Three closely interrelated topics dominate this work. The first is language and the role it plays in forming how we experience reality. The second is the nature of religious experience. The third is whether there is a transcendent reality to which such experience corresponds. Kelly surveys ideas from Schleiermacher, Proudfoot, Lindbeck, Steiner, and Rahner in order to arrive at his own rather Rahnerian position.
Friedrich Schleiermacher saved religion from implausible and even dead doctrines, according to its cultured despisers, by an appeal to inner religious experience of the transcendent Whole or Independent. Such experience gives rise to linguistic expressions, as in doctrines. But as the language context changes with time and place, so must doctrines change, in the service of basic piety or religiousness.
Wayne Proudfoot challenges this on several counts. He agrees with postmodernists that language creates experience. Any religious experience is the product of culture and its language, not vice versa. Because cultures and languages vary, there is no universal human religious experience. Moreover, academic explanations of religion need not accept the believers' claims that there is a transcendent reality. Culture and language may produce experiences without a really existing object of such experience.
George Lindbeck saves religion from Proudfoot by accepting Proudfoot's postmodernist claim that language produces experience. Every language is the product of a community and is handed on through the community's tradition and forms of life. But this means there is no neutral place to stand to evaluate this or that community; there is only one's own community guiding one to certain ways of experiencing reality. This also means that the doctrines of any community can only be judged from within that community and its standards. From within the community, this "cultural-linguistic" way of life is fully legitimate and valid. While its doctrines are not the "objective" truth (though believers may think of them that way); they are guides to life, rules on how members of that community are to think and act.
George Steiner rejects a fully postmodernist interpretation of language in his Real Presences, and thereby saves the truth of at least a basic religious belief in a transcendent, a belief that can belong to humans in general not just to a given linguistic community. Language and experience interact, says Steiner. The deconstructionists are partly right about the endless flexibility of language and the worlds it guides us to see.

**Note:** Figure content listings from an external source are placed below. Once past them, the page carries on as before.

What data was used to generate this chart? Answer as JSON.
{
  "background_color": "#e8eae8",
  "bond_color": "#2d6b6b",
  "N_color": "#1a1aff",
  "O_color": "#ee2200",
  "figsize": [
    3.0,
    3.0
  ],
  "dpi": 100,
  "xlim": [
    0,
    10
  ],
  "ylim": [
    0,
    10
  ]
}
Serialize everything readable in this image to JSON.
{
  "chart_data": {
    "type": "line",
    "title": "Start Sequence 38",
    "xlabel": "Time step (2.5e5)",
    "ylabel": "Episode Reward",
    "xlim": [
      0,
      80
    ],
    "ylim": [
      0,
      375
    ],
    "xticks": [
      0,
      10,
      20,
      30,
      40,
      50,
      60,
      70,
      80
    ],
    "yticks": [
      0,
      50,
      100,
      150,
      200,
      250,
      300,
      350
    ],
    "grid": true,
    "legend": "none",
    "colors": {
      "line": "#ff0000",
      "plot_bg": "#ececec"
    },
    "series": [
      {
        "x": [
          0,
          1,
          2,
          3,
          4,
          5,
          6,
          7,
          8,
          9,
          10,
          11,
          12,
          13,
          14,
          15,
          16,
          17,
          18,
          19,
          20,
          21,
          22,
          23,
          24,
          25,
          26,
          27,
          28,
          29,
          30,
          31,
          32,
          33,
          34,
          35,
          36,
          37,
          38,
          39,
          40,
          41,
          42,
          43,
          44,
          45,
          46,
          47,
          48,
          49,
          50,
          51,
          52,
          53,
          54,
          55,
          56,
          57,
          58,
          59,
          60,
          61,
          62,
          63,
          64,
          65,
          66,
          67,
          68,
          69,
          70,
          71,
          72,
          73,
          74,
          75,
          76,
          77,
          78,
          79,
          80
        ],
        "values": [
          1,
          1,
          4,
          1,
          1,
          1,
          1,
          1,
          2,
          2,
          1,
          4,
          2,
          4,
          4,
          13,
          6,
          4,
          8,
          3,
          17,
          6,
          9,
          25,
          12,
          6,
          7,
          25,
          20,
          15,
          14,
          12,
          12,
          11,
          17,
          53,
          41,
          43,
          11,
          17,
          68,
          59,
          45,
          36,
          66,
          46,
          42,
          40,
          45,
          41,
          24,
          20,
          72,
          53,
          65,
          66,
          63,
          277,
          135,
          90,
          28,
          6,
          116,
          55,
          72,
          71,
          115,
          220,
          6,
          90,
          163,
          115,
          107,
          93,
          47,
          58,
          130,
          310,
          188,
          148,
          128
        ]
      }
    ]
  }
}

Yet implicit in the long traditions of great art and literature there is a trust in meaning and meaningfulness which transcend and ground language and experience and creativity.
Karl Rahner agrees with Steiner that language shapes experience but that experience can also shape language. But Rahner burrows far deeper than Steiner's implicit trust in a vaguely identified transcendence. Rahner exposes the possibility of human self-recognition as the being intrinsically related to infinite mystery. Language, product of culture and history, is necessary to lead a person to become aware of self as this mode of experiencing. But this is then an experience of self as intrinsically open, free, responsible, living a relation to a mystery that exceeds all culture and language. Rahner allows us to get beyond thinking about thinking and talking about talking (159) to discover a positive relation to the holy mystery.
For the sake of brevity I have omitted aspects of the book, particularly Kelly's repeated use of the doctrine of the Trinity to show how doctrines are treated differently in the five different positions. But now a confession: I have also played a little loose with Kelly's presentation of the ideas of the five figures. Dissertation style, his prose is rather opaque, often repeating a dense abstraction rather than unpacking it in simpler and more concrete language. After several attempts to distinguish clearly between his reading of the five sources from my own, I succumbed and allowed my own sense of the five to take over, without always being sure when I was being unfaithful to Kelly's intent.
Nonetheless, the book nicely highlights limitations of postmodernist approaches, and it illustrates well significant differences and implications on the topics of religious experience, language, and doctrine. I found myself better able to articulate my own sense of the relation among these after studying Kelly's book. It also shows that Rahner's ideas can deal successfully with aspects of postmodern thought.